In Incontro a Praga, Anna Seghers orchestrava un impossibile convegno fra Kafka, Gogol’ e Hoffmann nelle prospettive dell’enigmatica città. Nella medesima maniera Massimo Padalino, in Rumore su carta, pur in un ambito cronologicamente più ordinato, sfugge i vincoli temporali per proiettare il lettore in un labirinto di specchi all’interno del quale si riflettono le immagini di alcuni fra i maggiori scrittori dagli anni Cinquanta sino al passato più recente. Il libro, dall’impaginazione postmoderna nel suo citazionismo estremo e nella sua pregnanza frammentata, aspira definire i rapporti fra musica e letteratura in un orizzonte molto ampio. L’incipit è in verità meno sorprendente rispetto al seguito del volume, in quanto l’ambito Beat vanta una letteratura molto vasta, e le influenze reciproche fra jazz e scrittura sono state ampiamente indagate. “Lui è l’assolo di Charlie Parker fatto uomo”, afferma ad esempio l’autore riferendosi a Dean Moriarty, il cui dinamismo trascina letteralmente l’azione di Sulla strada, opera cardine dell’epoca.
Le ossessioni ibride di Philip Dick si esplicano in una narrativa onnivora a comporre un enorme puzzle indecifrabile. Colonna sonora della trilogia di Valis la “musica sincronicistica”, refrattaria a qualsiasi pensiero organizzativo e frutto di mera casualità. In quest’ottica il suono è metafora del caos, uno stato di disordine ben presente anche nelle opere di William Burroughs. Lo scrittore americano ambisce esplorare nuove aree psichiche coniando un linguaggio del tutto originale, costruito come un collage composto dai più disparati frammenti. La tecnica del cut-up contagia artisti di enorme calibro come David Bowie e David Byrne, e l’uso di tale espressione verbale non è casuale, in quanto il linguaggio è una sorta di virus che destabilizza la realtà.
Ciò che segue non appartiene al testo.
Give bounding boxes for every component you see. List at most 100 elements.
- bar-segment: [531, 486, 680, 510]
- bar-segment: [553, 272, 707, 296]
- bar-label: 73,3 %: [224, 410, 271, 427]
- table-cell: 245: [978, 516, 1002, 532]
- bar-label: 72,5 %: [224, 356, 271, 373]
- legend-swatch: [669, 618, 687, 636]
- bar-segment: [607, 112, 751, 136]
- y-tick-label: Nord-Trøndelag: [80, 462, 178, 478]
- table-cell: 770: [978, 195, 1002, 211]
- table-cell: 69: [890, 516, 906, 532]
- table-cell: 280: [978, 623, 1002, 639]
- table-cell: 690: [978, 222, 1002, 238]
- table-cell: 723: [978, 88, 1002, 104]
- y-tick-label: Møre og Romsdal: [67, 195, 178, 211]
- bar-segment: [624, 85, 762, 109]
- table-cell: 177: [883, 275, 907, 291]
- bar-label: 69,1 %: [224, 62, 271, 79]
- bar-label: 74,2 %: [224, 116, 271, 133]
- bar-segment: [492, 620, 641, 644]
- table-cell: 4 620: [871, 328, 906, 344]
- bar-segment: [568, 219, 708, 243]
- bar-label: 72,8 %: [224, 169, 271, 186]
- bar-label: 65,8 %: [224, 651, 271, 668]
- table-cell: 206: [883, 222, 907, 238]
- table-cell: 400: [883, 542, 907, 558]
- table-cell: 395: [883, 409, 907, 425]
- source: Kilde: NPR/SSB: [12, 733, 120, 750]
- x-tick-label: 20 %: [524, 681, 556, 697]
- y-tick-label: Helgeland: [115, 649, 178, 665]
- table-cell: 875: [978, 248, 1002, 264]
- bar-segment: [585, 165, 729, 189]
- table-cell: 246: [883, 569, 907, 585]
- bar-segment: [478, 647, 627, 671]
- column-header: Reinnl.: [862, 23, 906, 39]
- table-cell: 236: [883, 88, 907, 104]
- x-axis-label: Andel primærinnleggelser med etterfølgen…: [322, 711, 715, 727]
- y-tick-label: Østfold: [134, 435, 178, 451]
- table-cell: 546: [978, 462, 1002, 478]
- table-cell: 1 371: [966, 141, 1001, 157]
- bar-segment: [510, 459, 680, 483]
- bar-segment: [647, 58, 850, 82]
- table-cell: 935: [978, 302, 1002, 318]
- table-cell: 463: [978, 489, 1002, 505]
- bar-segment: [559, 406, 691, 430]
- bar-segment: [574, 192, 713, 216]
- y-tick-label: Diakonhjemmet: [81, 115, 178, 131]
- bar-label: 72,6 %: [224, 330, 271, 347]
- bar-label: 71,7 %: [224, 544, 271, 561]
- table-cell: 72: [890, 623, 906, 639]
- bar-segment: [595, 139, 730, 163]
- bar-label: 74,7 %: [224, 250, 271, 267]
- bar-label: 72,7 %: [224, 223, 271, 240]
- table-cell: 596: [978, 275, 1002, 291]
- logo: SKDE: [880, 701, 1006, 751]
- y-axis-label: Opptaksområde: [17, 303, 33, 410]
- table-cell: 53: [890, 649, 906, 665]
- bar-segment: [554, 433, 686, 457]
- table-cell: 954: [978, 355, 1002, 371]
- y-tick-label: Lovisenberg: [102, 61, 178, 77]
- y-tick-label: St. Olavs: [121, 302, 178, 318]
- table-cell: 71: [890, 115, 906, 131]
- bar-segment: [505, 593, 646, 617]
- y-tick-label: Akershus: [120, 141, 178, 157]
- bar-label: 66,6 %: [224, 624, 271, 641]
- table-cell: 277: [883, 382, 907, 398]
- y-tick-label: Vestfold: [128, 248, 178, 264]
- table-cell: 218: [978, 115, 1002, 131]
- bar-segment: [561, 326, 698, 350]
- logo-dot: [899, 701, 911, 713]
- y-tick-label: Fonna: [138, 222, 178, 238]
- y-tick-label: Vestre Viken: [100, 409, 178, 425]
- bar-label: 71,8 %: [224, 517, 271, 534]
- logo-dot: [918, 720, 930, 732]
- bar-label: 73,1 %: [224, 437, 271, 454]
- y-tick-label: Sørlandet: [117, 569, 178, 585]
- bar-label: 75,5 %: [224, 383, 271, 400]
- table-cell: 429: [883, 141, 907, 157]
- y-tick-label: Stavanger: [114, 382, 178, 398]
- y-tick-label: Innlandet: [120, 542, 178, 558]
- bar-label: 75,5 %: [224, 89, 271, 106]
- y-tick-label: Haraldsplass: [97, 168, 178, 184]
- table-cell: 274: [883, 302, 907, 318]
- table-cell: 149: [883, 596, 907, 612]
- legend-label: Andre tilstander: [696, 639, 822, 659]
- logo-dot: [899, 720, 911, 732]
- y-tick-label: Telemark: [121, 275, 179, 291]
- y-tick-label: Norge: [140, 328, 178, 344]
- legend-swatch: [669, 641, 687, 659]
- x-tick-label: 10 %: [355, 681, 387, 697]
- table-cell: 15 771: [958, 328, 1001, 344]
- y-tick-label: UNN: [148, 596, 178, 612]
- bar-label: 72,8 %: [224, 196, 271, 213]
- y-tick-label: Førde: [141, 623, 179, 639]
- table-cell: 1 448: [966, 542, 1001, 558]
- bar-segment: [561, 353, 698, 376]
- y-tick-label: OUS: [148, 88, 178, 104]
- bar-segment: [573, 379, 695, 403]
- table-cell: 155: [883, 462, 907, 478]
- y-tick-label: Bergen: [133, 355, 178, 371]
In Ballard la dicotomia ordine / disordine presiede alla drammatizzazione dell’esistenza. Nell’universo di Thomas Pynchon, “il grande scrittore apocalittico dell’epoca moderna”, la musica è eternamente presente, ma pochi hanno provato ad analizzarne le funzioni. Sfogliando il libro, ricchissimo di disparate tangenze, scopriamo che Douglas Coupland mutuò il titolo di un suo romanzo del 1998, Girlfriend in a coma, da una nota canzone degli Smiths, gruppo che compare ripetutamente nelle derive emozionali e nelle riflessioni politiche del testo. L’analisi di Padalino non si limita a individuare i riferimenti musicali nelle diverse trame romanzesche, come ad esempio la presenza oltremodo significativa di Iggy Pop in Trainspotting di Irvine Welsh, ma aspira penetrare le assonanze fra linguaggio e suono. Così in Gaddis individua nella stratificazione polifonica “il principio formale della scrittura”, mentre in DeLillo il mondo diviene un luogo saturo di onde e segnali che attendono, invano, di essere decodificati.
Il frastuono della contemporaneità entra nella creazione letteraria. In Bolaño la musica sfiora la metafisica, mentre in Arancia meccanica di Burgess la cultura alta, ovvero la musica di Beethoven, non è garanzia di elevati principi etici, ma anzi fa da sfondo a delitti efferati. Nei meccanismi complessi di Sebald, infine, i riferimenti musicali adombrano la nostalgia per un mondo mai vissuto ed evaporato nelle nebbie del tempo. Gli addetti ai lavori troveranno in Rumore su carta una moltitudine di spunti sui quali riflettere, ma anche chi non ha ampia dimestichezza con il postmoderno potrà individuare un proprio percorso, una chiave per fare luce su uno dei periodi più variegati e complessi nell’intera storia dell’umanità.
Per chiudere chiediamo ancora ausilio alla sfrenata fantasia di Dick il quale, in un suo racconto giovanile intitolato La macchina salvamusica, immaginava di trasformare gli spartiti in esseri viventi per sottrarli all’inevitabile distruzione. L’inorganico tramutato in organico soggiace alle passioni più nocive, sfuggendo al controllo morale del creatore e aprendo inquietanti scenari di immediata attualità. “In un mondo che va a pezzi, la prima a scomparire è la musica”, scrive Padalino riferendosi al romanzo La strada di Cormac McCarthy, pauroso affresco di desolazione. L’assenza del valore etico e consolatorio dell’arte musicale rappresenta la prospettiva più terrificante che si possa immaginare.